Communal activities are powerful because they align participants in a common experience: creating something beautiful and uplifting together. When was the last time you did something like that in a meeting?

Breaks aren’t communal activities

Most meeting organizers assume that breaks and socials should provide the majority of human interaction in their meetings. But breaks and socials aren’t communal activities — everyone is doing something different! The post-service Church Suppers and Jewish Kiddish give congregants time to meet socially. This strengthens the communal experience provided by the service. In contrast, modern conferences expect attendees to bond after having primarily listened to lectures.

Keep ’em moving!

People don’t sit still at most religious services. They stand to sing and pray. In some congregations, dance is a normal component of the service. Physical movement during events is important because blood flow to the brain starts to decline within ten minutes of sitting still, leading to decreased attention. Sadly, it’s rare for meeting sessions to include any kind of body movement.

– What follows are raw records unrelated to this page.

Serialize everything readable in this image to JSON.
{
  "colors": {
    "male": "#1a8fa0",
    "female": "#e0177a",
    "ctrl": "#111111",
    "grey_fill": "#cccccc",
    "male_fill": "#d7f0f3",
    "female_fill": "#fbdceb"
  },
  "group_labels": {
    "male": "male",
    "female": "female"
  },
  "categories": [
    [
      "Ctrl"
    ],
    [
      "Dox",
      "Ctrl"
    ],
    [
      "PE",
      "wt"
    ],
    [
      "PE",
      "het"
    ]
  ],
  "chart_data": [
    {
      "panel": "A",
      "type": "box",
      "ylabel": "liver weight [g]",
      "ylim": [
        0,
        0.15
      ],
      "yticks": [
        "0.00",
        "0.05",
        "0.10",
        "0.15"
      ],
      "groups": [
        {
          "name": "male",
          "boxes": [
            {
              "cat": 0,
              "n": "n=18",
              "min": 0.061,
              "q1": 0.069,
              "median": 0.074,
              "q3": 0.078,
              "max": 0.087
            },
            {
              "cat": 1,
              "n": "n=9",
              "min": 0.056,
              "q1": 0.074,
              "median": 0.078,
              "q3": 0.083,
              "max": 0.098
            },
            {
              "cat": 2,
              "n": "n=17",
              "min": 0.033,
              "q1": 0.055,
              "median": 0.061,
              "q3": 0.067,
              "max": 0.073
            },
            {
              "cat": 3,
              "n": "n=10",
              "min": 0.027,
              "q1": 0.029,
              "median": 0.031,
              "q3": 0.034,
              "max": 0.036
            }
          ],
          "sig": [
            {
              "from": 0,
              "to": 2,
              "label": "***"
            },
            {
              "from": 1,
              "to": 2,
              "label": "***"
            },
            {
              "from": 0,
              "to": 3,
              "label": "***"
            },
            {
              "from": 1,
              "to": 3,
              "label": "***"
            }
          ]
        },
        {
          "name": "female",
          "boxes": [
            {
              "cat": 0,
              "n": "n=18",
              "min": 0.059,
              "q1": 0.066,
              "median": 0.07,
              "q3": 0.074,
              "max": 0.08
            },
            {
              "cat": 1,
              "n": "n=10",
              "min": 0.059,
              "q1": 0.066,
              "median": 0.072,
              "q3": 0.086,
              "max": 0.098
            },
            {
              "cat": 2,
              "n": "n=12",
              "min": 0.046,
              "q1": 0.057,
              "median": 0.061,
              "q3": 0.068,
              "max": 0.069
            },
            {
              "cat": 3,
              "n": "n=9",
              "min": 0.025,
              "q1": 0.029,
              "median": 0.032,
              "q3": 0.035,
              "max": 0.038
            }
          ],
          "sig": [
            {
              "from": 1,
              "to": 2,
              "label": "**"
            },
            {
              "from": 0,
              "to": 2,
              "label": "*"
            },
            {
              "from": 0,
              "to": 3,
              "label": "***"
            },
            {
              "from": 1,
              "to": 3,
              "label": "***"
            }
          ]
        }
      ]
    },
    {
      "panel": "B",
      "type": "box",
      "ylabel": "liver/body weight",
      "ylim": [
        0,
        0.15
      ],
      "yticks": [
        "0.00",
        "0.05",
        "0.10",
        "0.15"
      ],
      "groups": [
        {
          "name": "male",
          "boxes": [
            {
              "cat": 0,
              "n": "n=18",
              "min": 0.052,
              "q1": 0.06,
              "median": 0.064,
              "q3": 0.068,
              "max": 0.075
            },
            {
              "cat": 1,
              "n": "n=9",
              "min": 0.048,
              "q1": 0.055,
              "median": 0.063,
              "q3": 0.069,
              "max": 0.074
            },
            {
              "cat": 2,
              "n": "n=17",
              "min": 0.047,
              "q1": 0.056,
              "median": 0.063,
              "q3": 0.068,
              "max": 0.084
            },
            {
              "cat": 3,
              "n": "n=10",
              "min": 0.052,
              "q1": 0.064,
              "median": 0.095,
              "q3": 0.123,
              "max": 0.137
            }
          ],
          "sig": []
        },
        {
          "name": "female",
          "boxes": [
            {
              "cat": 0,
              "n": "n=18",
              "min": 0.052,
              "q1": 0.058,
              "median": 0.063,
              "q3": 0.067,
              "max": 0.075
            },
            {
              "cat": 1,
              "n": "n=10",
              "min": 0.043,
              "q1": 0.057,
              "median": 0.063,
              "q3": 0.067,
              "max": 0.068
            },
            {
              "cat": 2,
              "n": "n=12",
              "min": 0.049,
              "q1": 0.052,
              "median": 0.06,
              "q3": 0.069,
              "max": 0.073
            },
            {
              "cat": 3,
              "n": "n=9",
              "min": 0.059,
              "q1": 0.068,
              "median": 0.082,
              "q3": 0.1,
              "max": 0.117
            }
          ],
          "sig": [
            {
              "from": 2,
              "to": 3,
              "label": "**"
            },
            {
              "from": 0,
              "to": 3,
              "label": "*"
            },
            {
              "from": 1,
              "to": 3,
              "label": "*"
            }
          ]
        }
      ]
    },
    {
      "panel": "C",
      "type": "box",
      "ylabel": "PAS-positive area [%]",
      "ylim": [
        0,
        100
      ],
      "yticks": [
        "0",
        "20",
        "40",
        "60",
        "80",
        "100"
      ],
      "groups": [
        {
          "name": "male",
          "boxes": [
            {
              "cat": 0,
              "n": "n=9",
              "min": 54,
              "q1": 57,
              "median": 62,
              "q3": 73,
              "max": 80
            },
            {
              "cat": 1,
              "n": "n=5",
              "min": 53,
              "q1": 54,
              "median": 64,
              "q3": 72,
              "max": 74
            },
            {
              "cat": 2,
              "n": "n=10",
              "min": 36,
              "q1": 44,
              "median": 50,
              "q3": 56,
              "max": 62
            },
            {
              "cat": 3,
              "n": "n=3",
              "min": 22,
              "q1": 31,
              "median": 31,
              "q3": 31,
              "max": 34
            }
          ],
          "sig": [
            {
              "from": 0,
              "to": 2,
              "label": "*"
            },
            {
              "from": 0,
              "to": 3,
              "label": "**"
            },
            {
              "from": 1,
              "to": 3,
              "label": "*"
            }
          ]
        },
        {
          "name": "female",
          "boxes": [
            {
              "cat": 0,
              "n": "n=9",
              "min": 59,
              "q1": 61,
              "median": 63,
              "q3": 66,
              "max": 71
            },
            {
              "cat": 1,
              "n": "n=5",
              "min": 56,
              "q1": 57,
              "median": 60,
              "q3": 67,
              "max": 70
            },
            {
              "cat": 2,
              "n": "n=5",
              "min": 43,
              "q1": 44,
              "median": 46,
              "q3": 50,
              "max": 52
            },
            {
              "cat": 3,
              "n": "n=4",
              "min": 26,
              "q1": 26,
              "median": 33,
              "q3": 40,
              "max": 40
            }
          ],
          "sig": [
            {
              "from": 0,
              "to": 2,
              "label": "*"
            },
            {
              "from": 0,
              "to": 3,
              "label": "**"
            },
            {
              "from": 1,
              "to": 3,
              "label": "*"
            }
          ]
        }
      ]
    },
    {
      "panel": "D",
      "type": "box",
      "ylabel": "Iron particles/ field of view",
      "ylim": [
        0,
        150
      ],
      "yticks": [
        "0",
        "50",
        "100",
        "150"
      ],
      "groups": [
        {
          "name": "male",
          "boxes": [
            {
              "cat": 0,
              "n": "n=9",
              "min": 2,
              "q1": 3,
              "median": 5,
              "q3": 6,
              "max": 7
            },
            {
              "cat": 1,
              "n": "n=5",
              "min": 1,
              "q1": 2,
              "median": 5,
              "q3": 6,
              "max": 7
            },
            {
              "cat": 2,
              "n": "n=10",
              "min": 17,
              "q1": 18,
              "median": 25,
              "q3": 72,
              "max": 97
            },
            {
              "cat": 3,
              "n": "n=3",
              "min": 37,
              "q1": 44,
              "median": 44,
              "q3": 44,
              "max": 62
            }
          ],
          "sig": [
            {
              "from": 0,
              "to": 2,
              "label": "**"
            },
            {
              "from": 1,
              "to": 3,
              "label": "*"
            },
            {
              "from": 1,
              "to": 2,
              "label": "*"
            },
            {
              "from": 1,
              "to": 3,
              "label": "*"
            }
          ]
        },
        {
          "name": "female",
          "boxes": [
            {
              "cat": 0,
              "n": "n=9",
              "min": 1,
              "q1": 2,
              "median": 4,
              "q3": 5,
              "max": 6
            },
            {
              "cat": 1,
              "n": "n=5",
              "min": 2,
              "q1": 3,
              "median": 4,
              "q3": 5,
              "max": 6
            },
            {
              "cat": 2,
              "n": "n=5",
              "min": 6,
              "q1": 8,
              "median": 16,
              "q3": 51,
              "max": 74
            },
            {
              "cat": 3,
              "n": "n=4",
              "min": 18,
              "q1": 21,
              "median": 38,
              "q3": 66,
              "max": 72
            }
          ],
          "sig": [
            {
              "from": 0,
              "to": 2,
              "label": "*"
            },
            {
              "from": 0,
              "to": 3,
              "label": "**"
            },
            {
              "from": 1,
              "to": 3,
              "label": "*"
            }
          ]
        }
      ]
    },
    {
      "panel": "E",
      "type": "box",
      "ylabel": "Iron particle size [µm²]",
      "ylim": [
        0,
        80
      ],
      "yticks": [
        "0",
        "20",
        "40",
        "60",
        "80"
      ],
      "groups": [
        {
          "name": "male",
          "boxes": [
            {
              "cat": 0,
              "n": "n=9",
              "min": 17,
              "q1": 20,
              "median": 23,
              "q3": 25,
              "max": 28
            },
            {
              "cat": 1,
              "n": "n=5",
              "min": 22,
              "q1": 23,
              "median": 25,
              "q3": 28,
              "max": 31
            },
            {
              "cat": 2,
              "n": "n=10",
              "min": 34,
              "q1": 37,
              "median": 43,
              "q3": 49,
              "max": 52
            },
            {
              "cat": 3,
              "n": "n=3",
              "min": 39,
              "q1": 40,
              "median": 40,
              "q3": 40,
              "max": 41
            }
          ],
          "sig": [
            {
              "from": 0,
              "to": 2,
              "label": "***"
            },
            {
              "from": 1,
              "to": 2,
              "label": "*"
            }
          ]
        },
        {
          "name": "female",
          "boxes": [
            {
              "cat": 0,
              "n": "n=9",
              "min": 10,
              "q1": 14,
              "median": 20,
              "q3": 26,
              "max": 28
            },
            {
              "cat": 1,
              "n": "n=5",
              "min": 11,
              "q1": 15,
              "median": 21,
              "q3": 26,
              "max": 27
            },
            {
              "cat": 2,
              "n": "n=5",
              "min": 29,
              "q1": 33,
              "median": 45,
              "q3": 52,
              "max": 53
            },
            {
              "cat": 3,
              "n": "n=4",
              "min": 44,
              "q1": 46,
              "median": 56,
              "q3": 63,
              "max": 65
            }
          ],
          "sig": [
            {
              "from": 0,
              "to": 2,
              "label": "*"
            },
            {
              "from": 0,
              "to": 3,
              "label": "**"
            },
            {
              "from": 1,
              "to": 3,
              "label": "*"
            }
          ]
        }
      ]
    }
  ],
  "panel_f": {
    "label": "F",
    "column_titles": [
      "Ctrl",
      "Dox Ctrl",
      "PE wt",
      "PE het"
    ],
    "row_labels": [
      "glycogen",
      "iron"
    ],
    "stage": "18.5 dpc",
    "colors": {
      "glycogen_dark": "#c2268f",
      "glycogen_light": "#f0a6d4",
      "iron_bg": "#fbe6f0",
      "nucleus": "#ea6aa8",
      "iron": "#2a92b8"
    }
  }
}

Provide an emotional experience

Whatever opinions you hold about religious services, it’s clear that they are designed to create an emotional experience. Given a choice between emotional and “book learning” experiences, people will invariably choose the former. Religious services offer the kinds of experiences that people prefer, served up in a safe and familiar way. Most conferences offer little emotional experience directly related to their content and purpose; instead such experiences — entertainment and socials — are glued onto the program as unintegrated extras.

Conclusions

What can meeting designers learn from religious services? I’m not suggesting that we turn all our meetings into gospel revivals. But think about it. How would your meetings be improved if they incorporated some of the religious services features I’ve shared here?